Our testing shows that Woodcrest makes a good Opteron, and in a few specific code cases, a better Opteron than opteron, but …. there are some “gotchas”.
Memory bandwidth, and memory bandwidth bound codes operating out of RAM appear to not fare as well on Woodcrest as they do on Opteron. That is, the much vaunted 21 GB/s memory bandwidth, as reported widely by misty-eyed “independent” press isn’t actually realized. The best we could do is about 7.2 GB/s. This shows up in memory bandwidth limited codes. Faster cores and faster SSE engines don’t matter one bit if you can’t get the data to the engines faster.
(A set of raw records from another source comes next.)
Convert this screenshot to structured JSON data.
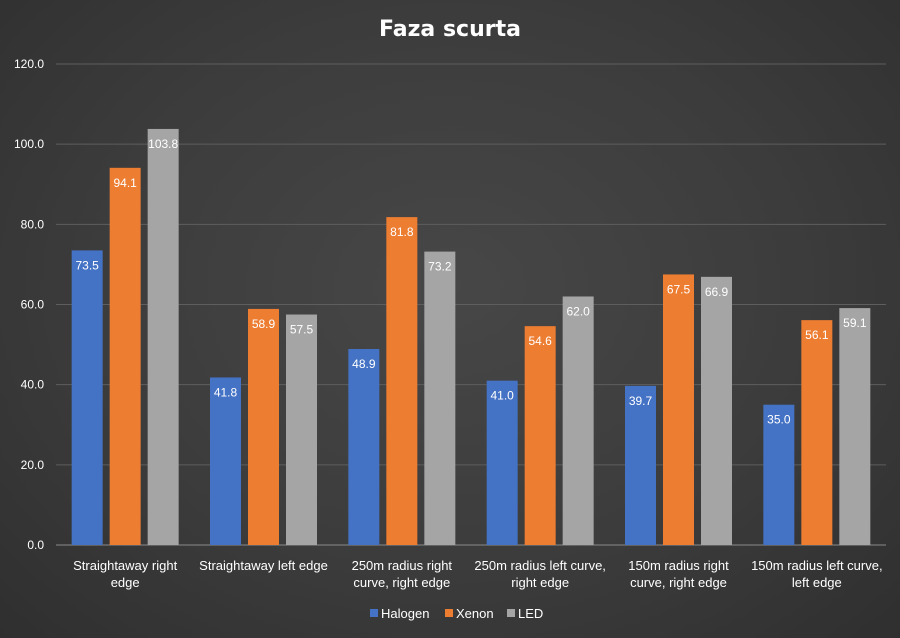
{
  "chart_data": {
    "type": "bar",
    "title": "Faza scurta",
    "xlabel": "",
    "ylabel": "",
    "ylim": [
      0,
      120
    ],
    "yticks": [
      "0.0",
      "20.0",
      "40.0",
      "60.0",
      "80.0",
      "100.0",
      "120.0"
    ],
    "grid": true,
    "legend_position": "bottom",
    "categories": [
      [
        "Straightaway right",
        "edge"
      ],
      [
        "Straightaway left edge"
      ],
      [
        "250m radius right",
        "curve, right edge"
      ],
      [
        "250m radius left curve,",
        "right edge"
      ],
      [
        "150m radius right",
        "curve, right edge"
      ],
      [
        "150m radius left curve,",
        "left edge"
      ]
    ],
    "series": [
      {
        "name": "Halogen",
        "color": "#4472C4",
        "values": [
          73.5,
          41.8,
          48.9,
          41.0,
          39.7,
          35.0
        ]
      },
      {
        "name": "Xenon",
        "color": "#ED7D31",
        "values": [
          94.1,
          58.9,
          81.8,
          54.6,
          67.5,
          56.1
        ]
      },
      {
        "name": "LED",
        "color": "#A5A5A5",
        "values": [
          103.8,
          57.5,
          73.2,
          62.0,
          66.9,
          59.1
        ]
      }
    ]
  }
}
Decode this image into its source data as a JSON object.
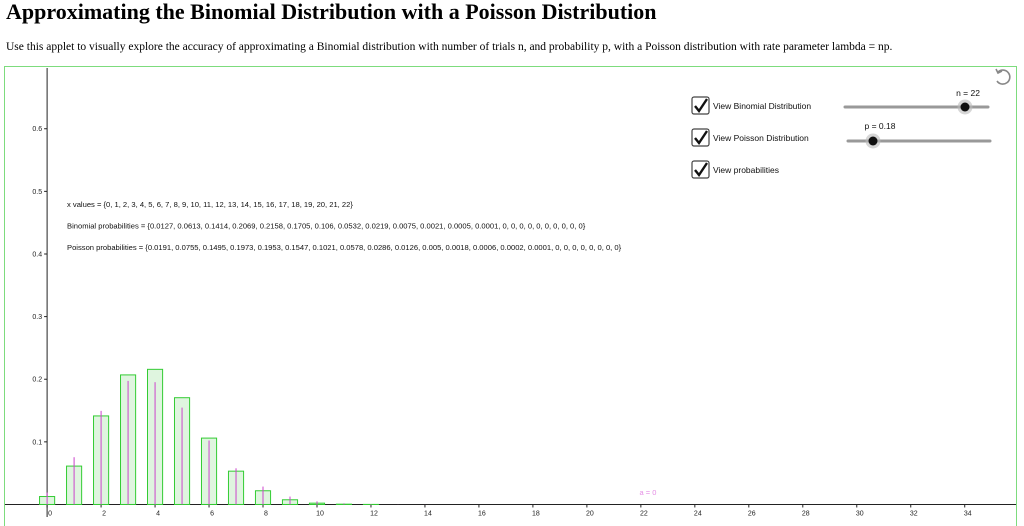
{
  "header": {
    "title": "Approximating the Binomial Distribution with a Poisson Distribution",
    "description": "Use this applet to visually explore the accuracy of approximating a Binomial distribution with number of trials n, and probability p, with a Poisson distribution with rate parameter lambda = np."
  },
  "controls": {
    "checkboxes": [
      {
        "label": "View Binomial Distribution",
        "checked": true
      },
      {
        "label": "View Poisson Distribution",
        "checked": true
      },
      {
        "label": "View probabilities",
        "checked": true
      }
    ],
    "sliders": [
      {
        "label": "n = 22"
      },
      {
        "label": "p = 0.18"
      }
    ]
  },
  "lists": [
    "x values = {0, 1, 2, 3, 4, 5, 6, 7, 8, 9, 10, 11, 12, 13, 14, 15, 16, 17, 18, 19, 20, 21, 22}",
    "Binomial probabilities = {0.0127, 0.0613, 0.1414, 0.2069, 0.2158, 0.1705, 0.106, 0.0532, 0.0219, 0.0075, 0.0021, 0.0005, 0.0001, 0, 0, 0, 0, 0, 0, 0, 0, 0, 0}",
    "Poisson probabilities = {0.0191, 0.0755, 0.1495, 0.1973, 0.1953, 0.1547, 0.1021, 0.0578, 0.0286, 0.0126, 0.005, 0.0018, 0.0006, 0.0002, 0.0001, 0, 0, 0, 0, 0, 0, 0, 0}"
  ],
  "chart_data": {
    "type": "bar",
    "x": [
      0,
      1,
      2,
      3,
      4,
      5,
      6,
      7,
      8,
      9,
      10,
      11,
      12,
      13,
      14,
      15,
      16,
      17,
      18,
      19,
      20,
      21,
      22
    ],
    "series": [
      {
        "type": "bar",
        "color": "#33cc33",
        "fill_color": "#dff5df",
        "values": [
          0.0127,
          0.0613,
          0.1414,
          0.2069,
          0.2158,
          0.1705,
          0.106,
          0.0532,
          0.0219,
          0.0075,
          0.0021,
          0.0005,
          0.0001,
          0,
          0,
          0,
          0,
          0,
          0,
          0,
          0,
          0,
          0
        ]
      },
      {
        "type": "stem",
        "color": "#cc44cc",
        "values": [
          0.0191,
          0.0755,
          0.1495,
          0.1973,
          0.1953,
          0.1547,
          0.1021,
          0.0578,
          0.0286,
          0.0126,
          0.005,
          0.0018,
          0.0006,
          0.0002,
          0.0001,
          0,
          0,
          0,
          0,
          0,
          0,
          0,
          0
        ]
      }
    ],
    "xlim": [
      -1.56,
      35.9
    ],
    "ylim": [
      -0.02,
      0.697
    ],
    "xticks": [
      0,
      2,
      4,
      6,
      8,
      10,
      12,
      14,
      16,
      18,
      20,
      22,
      24,
      26,
      28,
      30,
      32,
      34
    ],
    "yticks": [
      0.1,
      0.2,
      0.3,
      0.4,
      0.5,
      0.6
    ],
    "annotation": "a = 0"
  }
}
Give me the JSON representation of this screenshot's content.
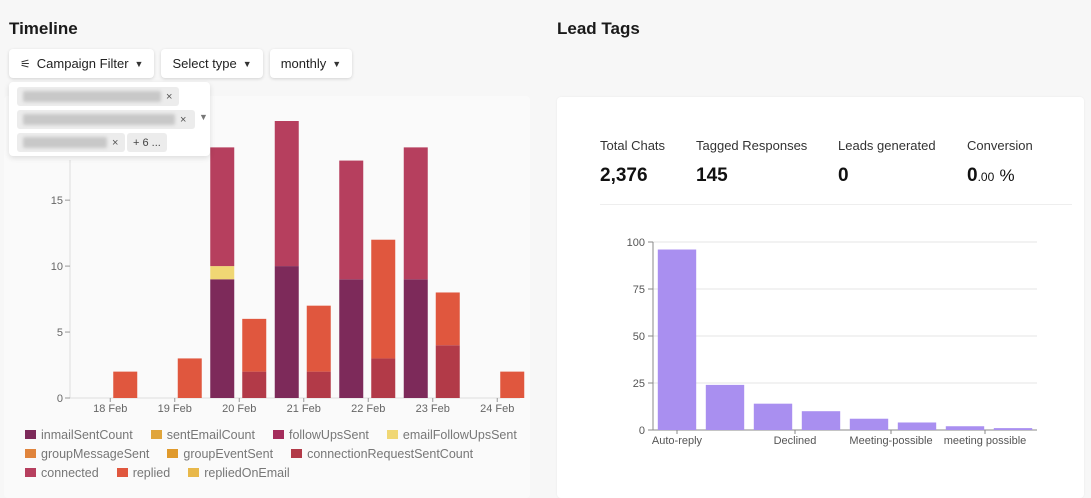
{
  "timeline": {
    "title": "Timeline",
    "filters": [
      {
        "label": "Campaign Filter",
        "icon": "sliders-icon"
      },
      {
        "label": "Select type"
      },
      {
        "label": "monthly"
      }
    ],
    "selected_more": "+ 6 ..."
  },
  "lead_tags": {
    "title": "Lead Tags",
    "stats": [
      {
        "label": "Total Chats",
        "value": "2,376"
      },
      {
        "label": "Tagged Responses",
        "value": "145"
      },
      {
        "label": "Leads generated",
        "value": "0"
      },
      {
        "label": "Conversion",
        "value_int": "0",
        "value_dec": ".00",
        "value_unit": "%"
      }
    ]
  },
  "chart_data": [
    {
      "type": "bar",
      "stacked": true,
      "ylim": [
        0,
        20
      ],
      "yticks": [
        0,
        5,
        10,
        15
      ],
      "grid": false,
      "legend_position": "bottom",
      "categories": [
        "18 Feb",
        "19 Feb",
        "20 Feb",
        "21 Feb",
        "22 Feb",
        "23 Feb",
        "24 Feb"
      ],
      "groups": [
        {
          "segments": [
            {
              "series": "inmailSentCount",
              "color": "#7d2a5a",
              "values": [
                0,
                0,
                9,
                10,
                9,
                9,
                0
              ]
            },
            {
              "series": "emailFollowUpsSent",
              "color": "#f0d774",
              "values": [
                0,
                0,
                1,
                0,
                0,
                0,
                0
              ]
            },
            {
              "series": "connected",
              "color": "#b63f5e",
              "values": [
                0,
                0,
                9,
                11,
                9,
                10,
                0
              ]
            }
          ]
        },
        {
          "segments": [
            {
              "series": "connectionRequestSentCount",
              "color": "#b23a48",
              "values": [
                0,
                0,
                2,
                2,
                3,
                4,
                0
              ]
            },
            {
              "series": "replied",
              "color": "#e0573e",
              "values": [
                2,
                3,
                4,
                5,
                9,
                4,
                2
              ]
            }
          ]
        }
      ],
      "legend": [
        [
          {
            "name": "inmailSentCount",
            "color": "#7d2a5a"
          },
          {
            "name": "sentEmailCount",
            "color": "#e0a53c"
          },
          {
            "name": "followUpsSent",
            "color": "#a42d5c"
          },
          {
            "name": "emailFollowUpsSent",
            "color": "#f0d774"
          }
        ],
        [
          {
            "name": "groupMessageSent",
            "color": "#e0843c"
          },
          {
            "name": "groupEventSent",
            "color": "#e09a2c"
          },
          {
            "name": "connectionRequestSentCount",
            "color": "#b23a48"
          }
        ],
        [
          {
            "name": "connected",
            "color": "#b63f5e"
          },
          {
            "name": "replied",
            "color": "#e0573e"
          },
          {
            "name": "repliedOnEmail",
            "color": "#e8b84a"
          }
        ]
      ]
    },
    {
      "type": "bar",
      "ylim": [
        0,
        100
      ],
      "yticks": [
        0,
        25,
        50,
        75,
        100
      ],
      "grid": true,
      "color": "#a98ff0",
      "values": [
        96,
        24,
        14,
        10,
        6,
        4,
        2,
        1
      ],
      "tick_labels": [
        "Auto-reply",
        "Declined",
        "Meeting-possible",
        "meeting possible"
      ]
    }
  ]
}
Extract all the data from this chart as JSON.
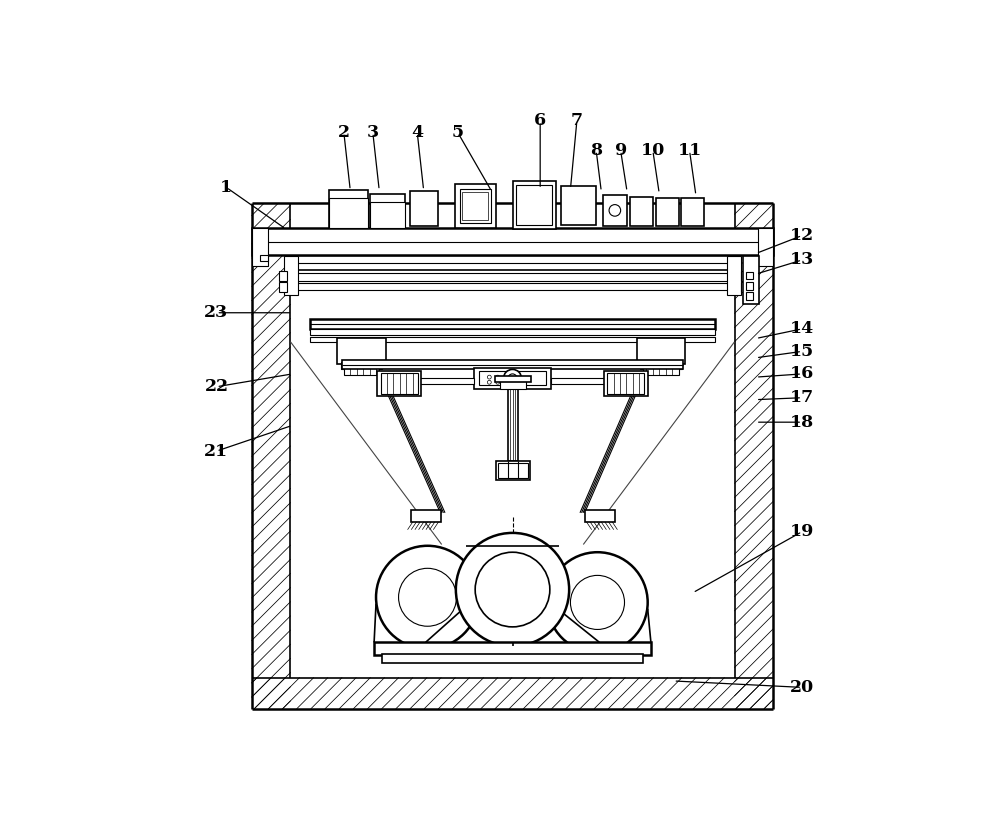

Intel really needs to look more closely at the Opteron NUMA design, it is very good for memory bandwidth bound code.
Obviously we need to test the Opteron 2218 as well (in our lab, awaiting a replacement motherboard, long painful story). Will do this soon.
Regardless, Intel has an impressive chip here. We are working on some very nice code refactoring that will try to exploit the heck out of that SSE pipeline. If you see me at SC, feel free to ask about it if you interested in informatics.

2 thoughts on “Woodcrest update, day N+1”

  1. Ah, memory hierarchy exploitation. It has always been my belief that exploiting this should be the first optimization software developers should take. The next I would vote for in today’s architectures is making the code “multicore friendly,” whether through OpenMP, Intel’s TBB, or even straight pthread. The third wave would be vectorizing.
    Regarding memory bandwidth, this is a bottleneck in exploiting both memory hierarchy and multicore chips. I agree that AMD’s NUMA is a much better approach, especially as more cores are added in the future. I keep hearing about 32-core machines, but I find this unplausible with a bus architecture; the direct connect architecture appears to be the only way. HPCwire has been covering a few supercomputer startups that are adding tons of HyperTransport lines in their machines to address this issue.
    And as a side note regarding vectorizing: perhaps built-in vector units like SSE and AltiVec will be of lesser importance in the technical computing market given the ready existence of co-processors, such as ClearSpeed, FPGAs, the Cell, and even GPUs.

  2. I agree about HT. I would like to see Intel adopt it as well. HT3 looks very interesting, and the upside is huge for people using it.
    It seems that there is a trend or tendency to get to or surpass a bandwidth limited point in machine designs. I have noticed this. Shared resources are points of contention, and hence rate limiting systems. Yet this seems to be the natural progression of design to very high bandwidth shared things.

Comments are closed.